El resultado más notable de los métodos modernos en matemáticas es la importancia de la lógica simbólica y del formalismo rígido. Los matemáticos, bajo la influencia de Weierstrass, han mostrado en los tiempos modernos una preocupación por la precisión y una aversión por el razonamiento negligente que no se habían observado anteriormente entre ellos desde la época de los griegos. Las grandes invenciones del siglo XVII (la geometría analítica y el cálculo infinitesimal) fueron tan fecundas en resultados nuevos que los matemáticos no tuvieron tiempo ni ganas de examinar sus fundamentos. Los filósofos, que deberían haber asumido esa tarea, tenían demasiada poca habilidad matemática para inventar las nuevas ramas de las matemáticas que se han revelado ahora necesarias para cualquier discusión adecuada. Así, los matemáticos sólo despertaron de sus «adormilamientos dogmáticos» cuando Weierstrass y sus seguidores mostraron que muchas de sus proposiciones más queridas son falsas en general. Macaulay, comparando la certeza de las matemáticas con la inseguridad de la filosofía, pregunta quién ha oído hablar alguna vez de una reacción contra el teorema de Taylor. Si hubiera vivido en esta época, él mismo podría haber oído hablar de ella, pues es precisamente uno de los teoremas que las investigaciones modernas han derribado.

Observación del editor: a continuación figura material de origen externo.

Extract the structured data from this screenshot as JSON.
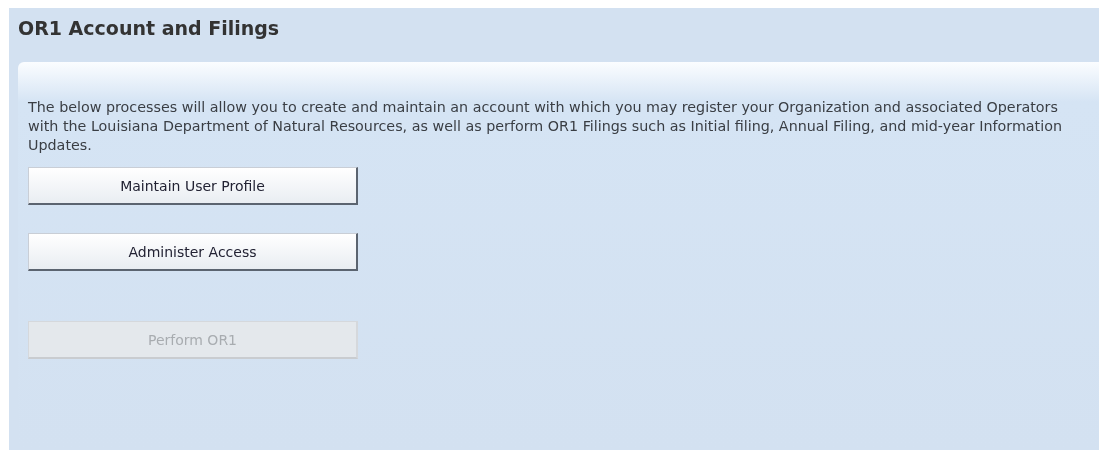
{
  "header": {
    "title": "OR1 Account and Filings"
  },
  "description": "The below processes will allow you to create and maintain an account with which you may register your Organization and associated Operators with the Louisiana Department of Natural Resources, as well as perform OR1 Filings such as Initial filing, Annual Filing, and mid-year Information Updates.",
  "buttons": [
    {
      "label": "Maintain User Profile",
      "disabled": false
    },
    {
      "label": "Administer Access",
      "disabled": false
    },
    {
      "label": "Perform OR1",
      "disabled": true
    }
  ]
}
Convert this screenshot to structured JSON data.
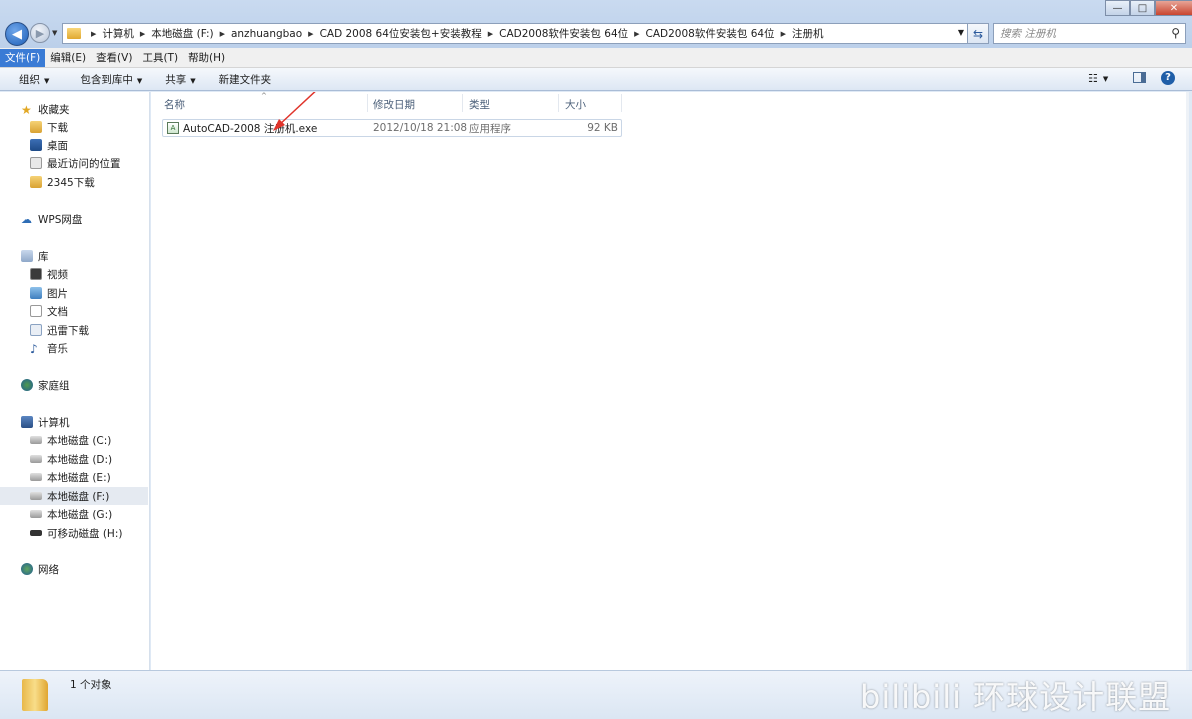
{
  "window": {
    "minimize_glyph": "—",
    "maximize_glyph": "□",
    "close_glyph": "✕"
  },
  "address": {
    "crumbs": [
      "计算机",
      "本地磁盘 (F:)",
      "anzhuangbao",
      "CAD 2008 64位安装包+安装教程",
      "CAD2008软件安装包 64位",
      "CAD2008软件安装包 64位",
      "注册机"
    ]
  },
  "search": {
    "placeholder": "搜索 注册机"
  },
  "menu": {
    "file": "文件(F)",
    "edit": "编辑(E)",
    "view": "查看(V)",
    "tools": "工具(T)",
    "help": "帮助(H)"
  },
  "toolbar": {
    "organize": "组织",
    "include_library": "包含到库中",
    "share": "共享",
    "new_folder": "新建文件夹"
  },
  "sidebar": {
    "favorites": "收藏夹",
    "downloads": "下载",
    "desktop": "桌面",
    "recent": "最近访问的位置",
    "d2345": "2345下载",
    "wps": "WPS网盘",
    "library": "库",
    "video": "视频",
    "pictures": "图片",
    "documents": "文档",
    "xunlei": "迅雷下载",
    "music": "音乐",
    "homegroup": "家庭组",
    "computer": "计算机",
    "drive_c": "本地磁盘 (C:)",
    "drive_d": "本地磁盘 (D:)",
    "drive_e": "本地磁盘 (E:)",
    "drive_f": "本地磁盘 (F:)",
    "drive_g": "本地磁盘 (G:)",
    "drive_h": "可移动磁盘 (H:)",
    "network": "网络"
  },
  "columns": {
    "name": "名称",
    "modified": "修改日期",
    "type": "类型",
    "size": "大小"
  },
  "files": [
    {
      "name": "AutoCAD-2008 注册机.exe",
      "modified": "2012/10/18 21:08",
      "type": "应用程序",
      "size": "92 KB"
    }
  ],
  "status": {
    "count": "1 个对象"
  },
  "watermark": {
    "text": "bilibili 环球设计联盟"
  },
  "colors": {
    "accent": "#3a7bd5",
    "arrow": "#e0342b"
  }
}
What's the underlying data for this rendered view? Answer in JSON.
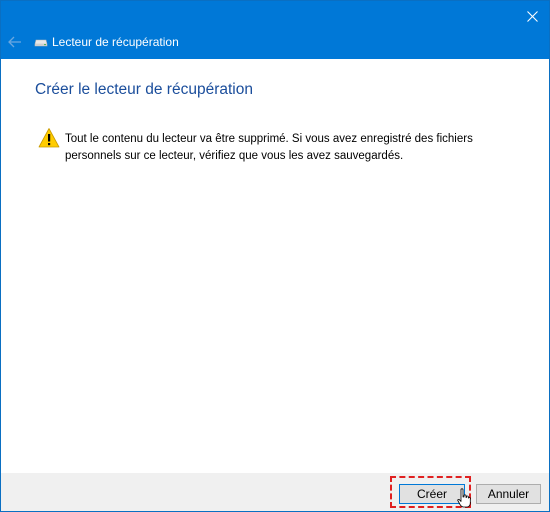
{
  "window": {
    "title": "Lecteur de récupération"
  },
  "titlebar": {
    "close_icon": "close-icon",
    "back_icon": "back-arrow-icon",
    "drive_icon": "drive-icon",
    "accent_color": "#0078d7"
  },
  "main": {
    "heading": "Créer le lecteur de récupération",
    "warning_icon": "warning-icon",
    "warning_text": "Tout le contenu du lecteur va être supprimé. Si vous avez enregistré des fichiers personnels sur ce lecteur, vérifiez que vous les avez sauvegardés."
  },
  "footer": {
    "create_label": "Créer",
    "cancel_label": "Annuler",
    "highlight_color": "#e02020"
  }
}
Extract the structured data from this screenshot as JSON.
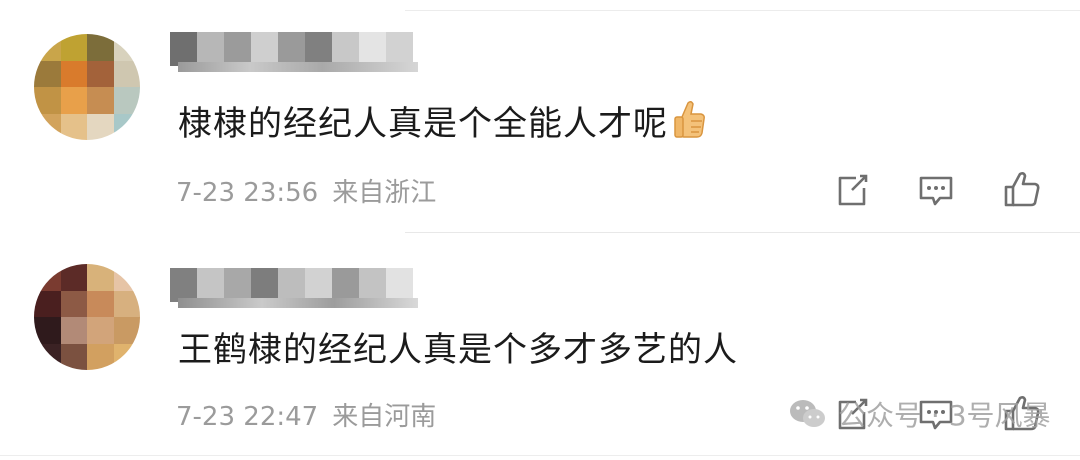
{
  "comments": [
    {
      "text": "棣棣的经纪人真是个全能人才呢",
      "emoji": "thumbs-up",
      "time": "7-23 23:56",
      "location": "来自浙江",
      "actions": [
        "share-icon",
        "reply-icon",
        "like-icon"
      ]
    },
    {
      "text": "王鹤棣的经纪人真是个多才多艺的人",
      "time": "7-23 22:47",
      "location": "来自河南",
      "actions": [
        "share-icon",
        "reply-icon",
        "like-icon"
      ]
    }
  ],
  "watermark": {
    "text": "公众号 · 3号风暴",
    "icon": "wechat-icon"
  },
  "colors": {
    "text": "#1b1b1b",
    "meta": "#9b9b9b",
    "icon": "#6f6f6f"
  }
}
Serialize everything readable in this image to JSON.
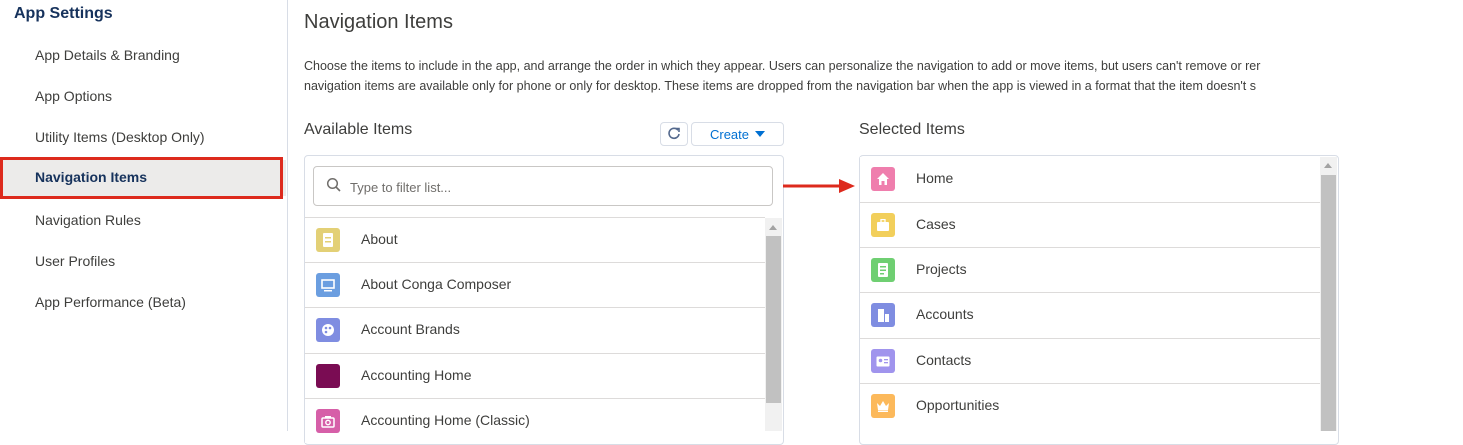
{
  "sidebar": {
    "title": "App Settings",
    "items": [
      {
        "label": "App Details & Branding"
      },
      {
        "label": "App Options"
      },
      {
        "label": "Utility Items (Desktop Only)"
      },
      {
        "label": "Navigation Items",
        "active": true
      },
      {
        "label": "Navigation Rules"
      },
      {
        "label": "User Profiles"
      },
      {
        "label": "App Performance (Beta)"
      }
    ]
  },
  "main": {
    "title": "Navigation Items",
    "description": [
      "Choose the items to include in the app, and arrange the order in which they appear. Users can personalize the navigation to add or move items, but users can't remove or rer",
      "navigation items are available only for phone or only for desktop. These items are dropped from the navigation bar when the app is viewed in a format that the item doesn't s"
    ],
    "available": {
      "label": "Available Items",
      "create_label": "Create",
      "filter_placeholder": "Type to filter list...",
      "items": [
        {
          "label": "About",
          "icon": "document-icon",
          "color": "#e3d076"
        },
        {
          "label": "About Conga Composer",
          "icon": "monitor-icon",
          "color": "#6b9ee0"
        },
        {
          "label": "Account Brands",
          "icon": "palette-icon",
          "color": "#7f8de1"
        },
        {
          "label": "Accounting Home",
          "icon": "blank-icon",
          "color": "#7a0c53"
        },
        {
          "label": "Accounting Home (Classic)",
          "icon": "camera-icon",
          "color": "#d65fa8"
        }
      ]
    },
    "selected": {
      "label": "Selected Items",
      "items": [
        {
          "label": "Home",
          "icon": "home-icon",
          "color": "#ef7ead"
        },
        {
          "label": "Cases",
          "icon": "briefcase-icon",
          "color": "#f2cf5b"
        },
        {
          "label": "Projects",
          "icon": "project-icon",
          "color": "#6fcf72"
        },
        {
          "label": "Accounts",
          "icon": "building-icon",
          "color": "#7f8de1"
        },
        {
          "label": "Contacts",
          "icon": "contact-card-icon",
          "color": "#a094ed"
        },
        {
          "label": "Opportunities",
          "icon": "crown-icon",
          "color": "#fcb95b"
        }
      ]
    }
  },
  "colors": {
    "accent": "#0070d2",
    "highlight": "#dd2a1d"
  }
}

Golpes tan rudos contra la fe matemática han generado ese gusto por el formalismo que les resulta, a quienes desconocen su causa, mera pedantería escandalosa.

La prueba de que todas las matemáticas puras, incluyendo la geometría, no son más que lógica formal es un golpe mortal para la filosofía kantiana. Kant, comprendiendo correctamente que las proposiciones de Euclides no podían deducirse de sus axiomas sin ayuda de las figuras, inventó una teoría del conocimiento para justificar este hecho; lo justificó con tanto éxito que cuando se demuestra que es un mero defecto de Euclides, y no resultado de la naturaleza del razonamiento geométrico, hay que abandonar también la teoría de Kant. Toda la doctrina de las instituciones a priori, con la que Kant explicaba la posibilidad de las matemáticas puras, es absolutamente inaplicable a las matemáticas en su forma actual. Las doctrinas aristotélicas de los escolásticos se acercan más en espíritu a las que sugieren las matemáticas modernas; pero a los escolásticos les estorbaba el hecho de que su lógica formal era muy deficiente, y de que la lógica filosófica basada en el silogismo adolecía de una estrechez similar. Lo que hace falta ahora es desarrollar la lógica matemática lo más posible, reconocer completamente la importancia de las relaciones, y luego fundar sobre esta firme base una nueva lógica filosófica, que puede esperar extraer algo de la exactitud y certeza de su fundamento matemático. Si puede hacerse esto con éxito, está plenamente justificado esperar que el futuro próximo sea una época tan importante para la filosofía pura como el pasado inmediato lo ha sido para los principios de las matemáticas. Los grandes triunfos inspiran las grandes esperanzas, y el pensamiento puro puede conseguir, en nuestra generación, resultados que equiparen nuestro tiempo, en este sentido, con la época más dorada de Grecia[17].